True - but I don't think that's what the author is talking about.

You can't simulate biological world-scale evolution right now. As you say, it's just too complex and operating at too large a scale. We somewhat know how, but the technology to actually do it isn't there yet.

Genetic programming, on the other hand, we can do. It's generally used as part of an optimization process, and is simple enough that we can simulate it quite well. To give those processes the amount of run-time that resulted in us (which is what I interpreted the author as talking about) would be trivial, as I showed. To create a virtual world, start it up with some amino acids and a jolt of lightning, and end up with us is way beyond our capability right now - and probably wouldn't end up with "us" anyways, owing to the randomness in there.

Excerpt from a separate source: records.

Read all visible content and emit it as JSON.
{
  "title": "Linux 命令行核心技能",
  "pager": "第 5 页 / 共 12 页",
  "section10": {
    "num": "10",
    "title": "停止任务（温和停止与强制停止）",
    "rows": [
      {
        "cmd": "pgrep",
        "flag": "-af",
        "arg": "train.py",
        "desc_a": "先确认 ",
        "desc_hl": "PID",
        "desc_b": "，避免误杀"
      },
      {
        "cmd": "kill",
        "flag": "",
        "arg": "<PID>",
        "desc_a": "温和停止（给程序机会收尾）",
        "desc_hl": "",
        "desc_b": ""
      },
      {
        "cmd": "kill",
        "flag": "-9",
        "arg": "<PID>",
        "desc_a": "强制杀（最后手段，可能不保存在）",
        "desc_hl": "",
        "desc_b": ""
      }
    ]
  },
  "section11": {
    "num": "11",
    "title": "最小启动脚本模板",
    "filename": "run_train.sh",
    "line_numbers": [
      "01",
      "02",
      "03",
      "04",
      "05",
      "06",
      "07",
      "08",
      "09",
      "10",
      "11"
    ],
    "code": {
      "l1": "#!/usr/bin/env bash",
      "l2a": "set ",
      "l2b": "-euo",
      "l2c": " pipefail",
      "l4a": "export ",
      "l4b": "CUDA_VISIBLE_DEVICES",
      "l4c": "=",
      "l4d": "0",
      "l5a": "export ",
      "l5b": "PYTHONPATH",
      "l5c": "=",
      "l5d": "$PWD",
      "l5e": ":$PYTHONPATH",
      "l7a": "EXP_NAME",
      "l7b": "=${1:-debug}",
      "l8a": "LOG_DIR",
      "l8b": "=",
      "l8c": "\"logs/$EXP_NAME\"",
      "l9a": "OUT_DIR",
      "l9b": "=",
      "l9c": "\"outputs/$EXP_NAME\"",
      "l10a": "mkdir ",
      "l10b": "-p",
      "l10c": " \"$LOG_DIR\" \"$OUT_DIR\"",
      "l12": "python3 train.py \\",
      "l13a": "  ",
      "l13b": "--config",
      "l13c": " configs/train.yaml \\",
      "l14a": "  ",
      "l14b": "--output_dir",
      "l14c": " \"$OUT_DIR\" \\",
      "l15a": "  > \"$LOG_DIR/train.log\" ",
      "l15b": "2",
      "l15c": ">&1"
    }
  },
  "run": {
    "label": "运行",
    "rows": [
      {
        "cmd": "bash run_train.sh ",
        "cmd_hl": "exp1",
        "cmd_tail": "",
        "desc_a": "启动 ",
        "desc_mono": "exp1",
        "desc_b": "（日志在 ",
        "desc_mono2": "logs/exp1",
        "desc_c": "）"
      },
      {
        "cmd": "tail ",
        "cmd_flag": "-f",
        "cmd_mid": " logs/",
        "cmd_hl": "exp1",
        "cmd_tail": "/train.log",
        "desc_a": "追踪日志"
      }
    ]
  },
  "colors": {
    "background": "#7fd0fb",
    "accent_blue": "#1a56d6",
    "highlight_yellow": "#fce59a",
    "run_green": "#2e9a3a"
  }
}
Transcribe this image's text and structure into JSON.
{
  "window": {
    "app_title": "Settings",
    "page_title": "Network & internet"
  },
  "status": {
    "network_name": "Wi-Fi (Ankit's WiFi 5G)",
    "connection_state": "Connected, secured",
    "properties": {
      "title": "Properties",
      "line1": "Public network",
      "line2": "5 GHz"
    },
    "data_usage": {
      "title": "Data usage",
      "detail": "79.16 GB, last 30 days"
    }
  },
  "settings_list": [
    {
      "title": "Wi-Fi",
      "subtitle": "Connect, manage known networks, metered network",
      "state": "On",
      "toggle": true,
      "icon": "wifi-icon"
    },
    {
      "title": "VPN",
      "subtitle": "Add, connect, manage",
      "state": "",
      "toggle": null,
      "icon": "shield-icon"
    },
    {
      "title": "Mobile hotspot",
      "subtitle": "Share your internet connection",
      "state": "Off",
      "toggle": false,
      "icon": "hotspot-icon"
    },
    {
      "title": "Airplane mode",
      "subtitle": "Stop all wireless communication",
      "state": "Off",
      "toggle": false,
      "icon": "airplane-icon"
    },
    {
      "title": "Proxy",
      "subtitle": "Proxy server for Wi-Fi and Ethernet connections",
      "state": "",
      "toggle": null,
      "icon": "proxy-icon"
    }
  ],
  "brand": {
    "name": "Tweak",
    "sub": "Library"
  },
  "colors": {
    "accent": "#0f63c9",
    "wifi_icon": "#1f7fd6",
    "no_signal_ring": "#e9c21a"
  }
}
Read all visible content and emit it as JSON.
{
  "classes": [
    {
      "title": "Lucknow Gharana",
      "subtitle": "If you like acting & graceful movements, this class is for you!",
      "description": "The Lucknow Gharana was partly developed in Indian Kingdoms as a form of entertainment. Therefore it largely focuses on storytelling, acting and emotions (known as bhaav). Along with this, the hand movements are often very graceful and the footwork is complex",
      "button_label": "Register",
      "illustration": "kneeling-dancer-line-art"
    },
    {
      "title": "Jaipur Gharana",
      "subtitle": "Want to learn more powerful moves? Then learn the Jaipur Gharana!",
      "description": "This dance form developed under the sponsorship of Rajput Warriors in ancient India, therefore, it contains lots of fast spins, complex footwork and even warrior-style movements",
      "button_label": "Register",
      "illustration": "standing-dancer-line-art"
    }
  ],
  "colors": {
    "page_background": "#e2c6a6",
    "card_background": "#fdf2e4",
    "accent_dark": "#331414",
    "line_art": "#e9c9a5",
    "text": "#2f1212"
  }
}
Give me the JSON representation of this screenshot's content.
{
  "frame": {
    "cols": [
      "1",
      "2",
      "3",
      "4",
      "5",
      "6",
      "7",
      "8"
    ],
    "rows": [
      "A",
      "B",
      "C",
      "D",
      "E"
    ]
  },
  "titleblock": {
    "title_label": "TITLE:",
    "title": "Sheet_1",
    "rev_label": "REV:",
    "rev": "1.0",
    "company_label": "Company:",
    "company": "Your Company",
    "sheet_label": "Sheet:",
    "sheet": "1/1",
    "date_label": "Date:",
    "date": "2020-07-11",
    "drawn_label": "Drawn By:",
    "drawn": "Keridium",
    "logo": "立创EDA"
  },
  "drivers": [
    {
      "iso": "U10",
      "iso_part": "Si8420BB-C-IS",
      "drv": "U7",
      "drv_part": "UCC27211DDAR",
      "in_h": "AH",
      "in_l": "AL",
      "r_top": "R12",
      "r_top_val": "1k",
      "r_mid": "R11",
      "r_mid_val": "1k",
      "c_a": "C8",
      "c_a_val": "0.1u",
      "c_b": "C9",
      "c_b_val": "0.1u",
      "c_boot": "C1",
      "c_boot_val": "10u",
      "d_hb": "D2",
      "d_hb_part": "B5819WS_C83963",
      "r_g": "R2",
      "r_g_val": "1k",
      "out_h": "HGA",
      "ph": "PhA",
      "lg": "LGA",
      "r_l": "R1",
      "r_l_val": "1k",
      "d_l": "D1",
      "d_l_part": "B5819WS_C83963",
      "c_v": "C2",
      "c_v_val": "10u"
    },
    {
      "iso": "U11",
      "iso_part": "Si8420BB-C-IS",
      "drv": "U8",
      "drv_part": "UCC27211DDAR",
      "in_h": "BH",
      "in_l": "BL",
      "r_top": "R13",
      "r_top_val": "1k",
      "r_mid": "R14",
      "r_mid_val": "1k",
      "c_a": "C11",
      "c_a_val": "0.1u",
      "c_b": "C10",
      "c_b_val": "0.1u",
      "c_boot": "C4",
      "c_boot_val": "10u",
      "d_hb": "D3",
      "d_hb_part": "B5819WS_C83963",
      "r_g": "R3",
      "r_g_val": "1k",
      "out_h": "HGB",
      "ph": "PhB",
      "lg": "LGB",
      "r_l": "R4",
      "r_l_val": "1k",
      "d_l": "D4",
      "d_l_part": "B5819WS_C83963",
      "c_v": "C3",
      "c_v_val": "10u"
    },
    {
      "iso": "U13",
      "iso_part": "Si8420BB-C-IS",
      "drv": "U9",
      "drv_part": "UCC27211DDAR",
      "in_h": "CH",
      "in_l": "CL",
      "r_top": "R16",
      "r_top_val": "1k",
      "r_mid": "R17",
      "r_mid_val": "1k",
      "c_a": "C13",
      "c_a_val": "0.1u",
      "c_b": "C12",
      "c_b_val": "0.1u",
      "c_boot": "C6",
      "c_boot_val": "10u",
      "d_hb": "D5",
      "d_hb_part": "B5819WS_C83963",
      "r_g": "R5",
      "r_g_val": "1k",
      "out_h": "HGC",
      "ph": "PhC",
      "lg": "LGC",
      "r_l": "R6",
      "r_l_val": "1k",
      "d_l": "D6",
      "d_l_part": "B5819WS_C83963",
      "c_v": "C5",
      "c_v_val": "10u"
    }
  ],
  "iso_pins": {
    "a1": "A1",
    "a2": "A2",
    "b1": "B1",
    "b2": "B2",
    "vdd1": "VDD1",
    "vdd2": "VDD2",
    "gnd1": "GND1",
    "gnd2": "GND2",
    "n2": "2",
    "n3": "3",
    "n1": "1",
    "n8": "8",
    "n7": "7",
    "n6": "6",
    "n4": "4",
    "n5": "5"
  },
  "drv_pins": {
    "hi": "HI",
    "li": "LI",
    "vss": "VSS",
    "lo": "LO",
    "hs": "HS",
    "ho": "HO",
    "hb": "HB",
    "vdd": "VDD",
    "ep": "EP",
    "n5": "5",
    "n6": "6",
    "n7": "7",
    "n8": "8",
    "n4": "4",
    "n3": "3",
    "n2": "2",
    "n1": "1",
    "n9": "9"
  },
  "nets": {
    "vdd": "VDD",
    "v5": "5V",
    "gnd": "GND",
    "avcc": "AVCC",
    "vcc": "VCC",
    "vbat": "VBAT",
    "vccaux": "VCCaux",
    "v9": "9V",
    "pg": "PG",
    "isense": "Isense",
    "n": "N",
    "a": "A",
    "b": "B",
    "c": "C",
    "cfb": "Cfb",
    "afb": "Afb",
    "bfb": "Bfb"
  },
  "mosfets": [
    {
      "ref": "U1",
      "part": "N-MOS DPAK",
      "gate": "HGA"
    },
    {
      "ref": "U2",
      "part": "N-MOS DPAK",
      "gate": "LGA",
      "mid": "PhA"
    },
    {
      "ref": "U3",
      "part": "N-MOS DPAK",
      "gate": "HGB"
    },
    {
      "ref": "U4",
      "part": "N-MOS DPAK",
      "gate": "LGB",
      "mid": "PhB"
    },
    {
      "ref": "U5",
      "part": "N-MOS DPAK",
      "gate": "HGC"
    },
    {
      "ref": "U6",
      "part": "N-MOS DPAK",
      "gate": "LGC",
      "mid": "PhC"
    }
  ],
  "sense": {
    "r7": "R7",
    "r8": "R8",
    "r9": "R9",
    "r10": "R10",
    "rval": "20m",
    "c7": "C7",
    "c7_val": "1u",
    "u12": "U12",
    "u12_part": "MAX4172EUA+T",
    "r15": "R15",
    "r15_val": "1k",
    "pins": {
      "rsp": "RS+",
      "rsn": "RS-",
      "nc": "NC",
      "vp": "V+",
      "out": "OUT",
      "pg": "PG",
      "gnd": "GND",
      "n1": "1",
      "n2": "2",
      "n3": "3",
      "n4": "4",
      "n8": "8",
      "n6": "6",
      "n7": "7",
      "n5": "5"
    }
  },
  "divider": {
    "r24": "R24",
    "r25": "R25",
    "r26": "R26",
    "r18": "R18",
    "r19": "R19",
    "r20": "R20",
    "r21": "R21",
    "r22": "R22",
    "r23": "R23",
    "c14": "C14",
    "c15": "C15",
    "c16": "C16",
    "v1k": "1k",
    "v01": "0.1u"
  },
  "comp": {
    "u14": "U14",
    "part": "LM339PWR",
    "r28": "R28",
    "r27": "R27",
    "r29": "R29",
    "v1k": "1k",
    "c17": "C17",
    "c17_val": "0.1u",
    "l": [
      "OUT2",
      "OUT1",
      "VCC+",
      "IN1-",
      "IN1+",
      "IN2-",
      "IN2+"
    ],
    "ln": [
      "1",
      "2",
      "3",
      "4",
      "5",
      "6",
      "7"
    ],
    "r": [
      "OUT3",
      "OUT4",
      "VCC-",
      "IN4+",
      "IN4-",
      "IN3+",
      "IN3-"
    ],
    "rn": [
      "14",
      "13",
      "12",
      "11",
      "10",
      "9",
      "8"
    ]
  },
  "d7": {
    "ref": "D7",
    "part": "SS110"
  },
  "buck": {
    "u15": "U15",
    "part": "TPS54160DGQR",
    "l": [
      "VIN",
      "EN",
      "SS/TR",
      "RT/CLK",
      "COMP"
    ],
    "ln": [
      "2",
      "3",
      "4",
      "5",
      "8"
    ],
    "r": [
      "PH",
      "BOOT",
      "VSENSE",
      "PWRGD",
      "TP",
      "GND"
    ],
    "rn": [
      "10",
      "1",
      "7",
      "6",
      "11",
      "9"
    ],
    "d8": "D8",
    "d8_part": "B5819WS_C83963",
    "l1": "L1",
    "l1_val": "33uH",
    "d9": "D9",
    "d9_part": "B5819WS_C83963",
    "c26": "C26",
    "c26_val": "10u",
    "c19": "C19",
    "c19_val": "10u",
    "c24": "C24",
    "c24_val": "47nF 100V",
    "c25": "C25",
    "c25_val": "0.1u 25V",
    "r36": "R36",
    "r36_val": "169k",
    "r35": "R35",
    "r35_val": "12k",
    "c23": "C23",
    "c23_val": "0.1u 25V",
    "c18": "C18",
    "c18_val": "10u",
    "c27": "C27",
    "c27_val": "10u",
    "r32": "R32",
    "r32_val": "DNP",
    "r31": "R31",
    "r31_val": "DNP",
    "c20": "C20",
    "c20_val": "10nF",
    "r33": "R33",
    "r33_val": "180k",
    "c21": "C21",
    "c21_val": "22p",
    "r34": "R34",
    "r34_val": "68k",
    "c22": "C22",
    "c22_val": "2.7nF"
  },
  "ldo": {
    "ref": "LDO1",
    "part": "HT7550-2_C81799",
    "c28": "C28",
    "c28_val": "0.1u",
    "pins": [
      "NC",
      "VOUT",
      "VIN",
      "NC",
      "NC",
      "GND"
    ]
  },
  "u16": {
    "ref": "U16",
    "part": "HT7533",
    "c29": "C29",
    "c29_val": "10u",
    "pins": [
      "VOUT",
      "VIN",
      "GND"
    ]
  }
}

Furthermore, biological evolution experiments with immense population sizes in parallel. At the low extreme, there are about 10 to the 10th humans in the current generation. At the high extreme, there are (very approximately) 10 to the 20th algae in the current generation. So you'll need somewhere north of 10 to the 10th of those soccer field sized mainframes.
I'm not sure I see a purpose. Even if you aren't looking to product "intelligence" but just something interesting, I don't think its likely. The ratio size and complexity of the environment (fitness function, domain of the chromosomes, degree of mutation, etc...) compared to the size of each creature (i.e. how many possible chromosome possibilities there are) would have to be enormous to make a long experiment worthwhile.